Twitter memang menyajikan jalan-jalan ke setiap pikiran manusia yang mengetikan jarinya dan mem-posting dalam ruang 140 karakter. Sederhana dan bermakna (kecuali kalo isi timelinenya nyampah semua yah). Walapun isinya sendiri kurang bisa dipertanggungjawabkan. Hal terasyik yang saya rasakan ketika menjelajahi dunia ini ketika bisa menyepet omongan seseorang di timeline. Misalnya ketika seseorang mengungkapkan mengenai isi pikirannya yang terkedang jauh beda dengan kenyataan sebenarnya, sontak saya membuat tweet balasan walaupun tidak mention orangnya. Beberapa ada yang merasa, tapi banyak yang tidak (mungkin merasa tapi malas untuk serang balik) Hihihihi...
Am I evil? Yes, I was just being too honest for every people regardless their feeling. This is one of way how to speak up my mind.
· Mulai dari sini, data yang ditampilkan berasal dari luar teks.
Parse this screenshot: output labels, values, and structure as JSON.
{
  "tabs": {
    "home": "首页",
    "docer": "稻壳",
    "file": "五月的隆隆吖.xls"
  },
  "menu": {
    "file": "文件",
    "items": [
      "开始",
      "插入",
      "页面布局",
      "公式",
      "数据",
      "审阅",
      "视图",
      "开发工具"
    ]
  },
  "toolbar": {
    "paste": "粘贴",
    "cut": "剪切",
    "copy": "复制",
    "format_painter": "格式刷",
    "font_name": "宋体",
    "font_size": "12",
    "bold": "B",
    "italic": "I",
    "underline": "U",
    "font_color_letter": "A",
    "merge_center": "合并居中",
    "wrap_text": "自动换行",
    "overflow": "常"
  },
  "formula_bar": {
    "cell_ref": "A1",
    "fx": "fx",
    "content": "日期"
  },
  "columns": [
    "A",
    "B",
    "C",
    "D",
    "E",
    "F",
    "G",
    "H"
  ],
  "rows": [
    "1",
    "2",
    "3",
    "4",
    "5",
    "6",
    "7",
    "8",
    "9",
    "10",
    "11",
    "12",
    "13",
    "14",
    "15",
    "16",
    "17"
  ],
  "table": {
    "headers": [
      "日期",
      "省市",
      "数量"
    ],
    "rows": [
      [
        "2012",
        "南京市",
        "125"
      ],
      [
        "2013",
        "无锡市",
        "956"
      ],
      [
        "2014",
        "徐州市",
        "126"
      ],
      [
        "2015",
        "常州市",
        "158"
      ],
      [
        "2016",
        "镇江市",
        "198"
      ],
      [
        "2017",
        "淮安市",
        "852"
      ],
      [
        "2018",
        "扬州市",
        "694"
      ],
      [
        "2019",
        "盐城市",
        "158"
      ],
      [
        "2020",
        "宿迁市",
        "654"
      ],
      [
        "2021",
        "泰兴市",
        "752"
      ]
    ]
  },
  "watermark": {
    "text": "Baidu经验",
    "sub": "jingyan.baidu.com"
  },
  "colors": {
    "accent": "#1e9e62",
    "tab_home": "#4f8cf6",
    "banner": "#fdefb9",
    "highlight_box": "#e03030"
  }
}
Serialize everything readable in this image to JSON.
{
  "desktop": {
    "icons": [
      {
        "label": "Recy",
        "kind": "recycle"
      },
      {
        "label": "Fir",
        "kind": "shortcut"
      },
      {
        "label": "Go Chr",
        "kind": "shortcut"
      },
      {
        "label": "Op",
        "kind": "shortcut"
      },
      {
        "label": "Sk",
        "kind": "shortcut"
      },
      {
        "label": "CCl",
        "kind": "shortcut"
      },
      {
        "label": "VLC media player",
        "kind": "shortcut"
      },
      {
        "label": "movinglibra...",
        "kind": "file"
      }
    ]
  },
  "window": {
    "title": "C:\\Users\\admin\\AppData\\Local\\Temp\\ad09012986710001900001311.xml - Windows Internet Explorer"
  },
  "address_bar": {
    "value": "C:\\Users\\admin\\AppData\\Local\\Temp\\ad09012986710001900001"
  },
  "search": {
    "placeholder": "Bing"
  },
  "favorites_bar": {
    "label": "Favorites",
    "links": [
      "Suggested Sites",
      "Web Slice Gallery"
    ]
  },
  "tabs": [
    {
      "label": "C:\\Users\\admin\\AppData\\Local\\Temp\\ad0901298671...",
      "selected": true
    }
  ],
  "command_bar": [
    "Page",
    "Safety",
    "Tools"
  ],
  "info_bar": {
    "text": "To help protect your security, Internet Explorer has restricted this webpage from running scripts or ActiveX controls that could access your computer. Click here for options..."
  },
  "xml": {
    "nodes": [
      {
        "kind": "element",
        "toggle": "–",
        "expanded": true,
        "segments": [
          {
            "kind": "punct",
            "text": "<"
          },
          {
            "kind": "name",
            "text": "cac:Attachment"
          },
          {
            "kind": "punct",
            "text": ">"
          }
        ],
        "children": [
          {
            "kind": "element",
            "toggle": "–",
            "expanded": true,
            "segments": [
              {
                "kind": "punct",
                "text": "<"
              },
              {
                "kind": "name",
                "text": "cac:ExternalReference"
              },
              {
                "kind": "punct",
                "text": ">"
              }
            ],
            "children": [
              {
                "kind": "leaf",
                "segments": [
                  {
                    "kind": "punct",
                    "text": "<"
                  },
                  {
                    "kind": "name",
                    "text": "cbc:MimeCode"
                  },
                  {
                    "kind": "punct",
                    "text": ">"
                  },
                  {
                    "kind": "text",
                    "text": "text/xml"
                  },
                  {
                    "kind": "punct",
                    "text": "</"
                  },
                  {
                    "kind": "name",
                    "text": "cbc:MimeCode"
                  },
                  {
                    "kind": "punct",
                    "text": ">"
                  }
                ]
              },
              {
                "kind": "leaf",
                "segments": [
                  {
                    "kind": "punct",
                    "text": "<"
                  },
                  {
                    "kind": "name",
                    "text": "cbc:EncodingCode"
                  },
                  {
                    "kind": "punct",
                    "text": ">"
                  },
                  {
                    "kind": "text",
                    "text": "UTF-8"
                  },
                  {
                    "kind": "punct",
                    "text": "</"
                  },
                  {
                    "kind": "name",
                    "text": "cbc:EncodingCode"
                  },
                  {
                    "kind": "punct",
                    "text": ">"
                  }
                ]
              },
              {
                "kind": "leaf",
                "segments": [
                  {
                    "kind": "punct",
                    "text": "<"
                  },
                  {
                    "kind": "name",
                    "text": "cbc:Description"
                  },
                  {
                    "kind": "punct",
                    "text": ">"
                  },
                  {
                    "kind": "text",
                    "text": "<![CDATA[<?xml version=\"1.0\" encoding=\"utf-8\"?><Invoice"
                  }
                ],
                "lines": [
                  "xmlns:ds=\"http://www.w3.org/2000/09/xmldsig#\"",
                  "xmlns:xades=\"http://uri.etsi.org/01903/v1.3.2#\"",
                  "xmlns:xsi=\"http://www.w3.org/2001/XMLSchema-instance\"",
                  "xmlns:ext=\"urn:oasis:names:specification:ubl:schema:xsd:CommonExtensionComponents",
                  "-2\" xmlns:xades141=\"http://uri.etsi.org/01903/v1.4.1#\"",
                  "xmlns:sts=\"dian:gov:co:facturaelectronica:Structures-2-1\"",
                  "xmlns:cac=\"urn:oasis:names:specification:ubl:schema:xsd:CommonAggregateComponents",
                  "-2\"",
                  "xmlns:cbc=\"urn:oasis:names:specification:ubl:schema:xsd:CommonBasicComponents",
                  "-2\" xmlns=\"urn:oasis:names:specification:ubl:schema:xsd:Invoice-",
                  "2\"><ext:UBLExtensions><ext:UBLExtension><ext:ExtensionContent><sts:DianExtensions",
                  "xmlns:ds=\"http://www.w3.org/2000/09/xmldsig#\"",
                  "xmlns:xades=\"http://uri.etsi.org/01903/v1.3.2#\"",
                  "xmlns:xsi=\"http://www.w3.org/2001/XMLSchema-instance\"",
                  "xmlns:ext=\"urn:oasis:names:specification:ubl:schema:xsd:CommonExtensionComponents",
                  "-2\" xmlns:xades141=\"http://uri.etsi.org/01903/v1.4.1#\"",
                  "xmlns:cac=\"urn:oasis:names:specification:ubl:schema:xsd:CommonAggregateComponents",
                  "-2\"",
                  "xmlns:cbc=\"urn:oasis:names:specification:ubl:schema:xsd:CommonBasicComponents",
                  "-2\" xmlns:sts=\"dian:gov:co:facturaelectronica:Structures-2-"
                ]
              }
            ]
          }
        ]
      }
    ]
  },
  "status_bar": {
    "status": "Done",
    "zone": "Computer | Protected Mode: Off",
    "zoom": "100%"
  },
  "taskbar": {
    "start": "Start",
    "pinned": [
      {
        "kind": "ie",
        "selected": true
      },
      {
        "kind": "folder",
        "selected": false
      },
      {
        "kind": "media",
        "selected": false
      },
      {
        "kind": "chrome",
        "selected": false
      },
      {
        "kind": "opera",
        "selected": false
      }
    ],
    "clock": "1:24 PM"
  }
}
Not using concealer both in reality and social media, to simplify it "I'm not fake".
Ada kepuasaan tersendiri ketika bisa menyepet orang dan orang tersebut (mudah-mudahan) melakukan introspeksi dan retrospeksi diri terhadap masalahnya. Tidak sekedar membaca lalu tertawa diatas penderitaan orang lain dan tidak memberitahu kesalahannya. Dosa loh kalo membiarkan seseorang jatuh ke jurang padahal anda sendiri sedang berada di tepi jurang bersama orang tersebut.